When film began, Grover Cleveland Alexander was a teenager--while Ronald Reagan was almost 40! singing?! This is a biopic about the career of one of the greatest pitchers in major league history, Grover Cleveland Alexander. If you look at the man's statistics, they are staggeringly impressive. Because of this and Alexander's later medical issues, it's not at all surprising they made this film. What is rather surprising, however, is that they chose Ronald Reagan to play the man. When the film began, he was supposed to be a very young man--while Reagan was nearly 40! He did fine in the role, however.

The first half of the film sticks reasonably close to the facts. If anything, it underplayed the greatness of the man (such as not even mentioning his three consecutive 30 win seasons and winning the triple-crown three times). However, around the middle of the film, the story gets hokey--and deviates very far from the truth. While Alexander did have problems with epilepsy and alcohol following his stint in WWI, the film made it look like his life and career fell apart. It also shows him being out of major league ball for some time until he cleaned himself up--but this just isn't true.
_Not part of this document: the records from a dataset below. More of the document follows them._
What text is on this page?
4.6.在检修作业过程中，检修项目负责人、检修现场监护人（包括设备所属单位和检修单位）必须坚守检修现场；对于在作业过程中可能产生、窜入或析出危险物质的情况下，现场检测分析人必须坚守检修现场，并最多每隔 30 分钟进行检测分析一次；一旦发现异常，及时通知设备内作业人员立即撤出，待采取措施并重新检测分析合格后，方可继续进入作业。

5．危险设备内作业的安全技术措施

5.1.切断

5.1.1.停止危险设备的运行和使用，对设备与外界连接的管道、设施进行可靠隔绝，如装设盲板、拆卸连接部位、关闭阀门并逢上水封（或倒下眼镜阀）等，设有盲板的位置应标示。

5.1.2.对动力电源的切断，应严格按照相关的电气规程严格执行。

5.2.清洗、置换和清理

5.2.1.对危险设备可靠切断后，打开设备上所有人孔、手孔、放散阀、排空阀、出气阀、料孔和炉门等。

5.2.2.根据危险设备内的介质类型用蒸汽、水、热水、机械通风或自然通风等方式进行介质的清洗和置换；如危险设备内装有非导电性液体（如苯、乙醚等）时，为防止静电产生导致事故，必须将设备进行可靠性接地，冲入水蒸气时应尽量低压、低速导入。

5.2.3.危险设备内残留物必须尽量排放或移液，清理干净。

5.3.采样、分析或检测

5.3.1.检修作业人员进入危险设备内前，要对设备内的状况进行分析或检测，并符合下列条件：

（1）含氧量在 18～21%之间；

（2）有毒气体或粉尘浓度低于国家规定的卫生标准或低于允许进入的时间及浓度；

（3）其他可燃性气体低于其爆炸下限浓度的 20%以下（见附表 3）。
He never had a losing season and still had excellent statistics until his final season in ball (when he was 43)--and the lengthy downward spiral in the film just never happened. With a career record of 373 and 208, he clearly was no bum! Overall, "The Winning Team" is a highly enjoyable and highly inaccurate and sensationalized film. While I do recommend it (it's well made and interesting), it seems sad that a great man's life was so distorted just to see a few extra tickets. But, that was pretty common for Hollywood during this era.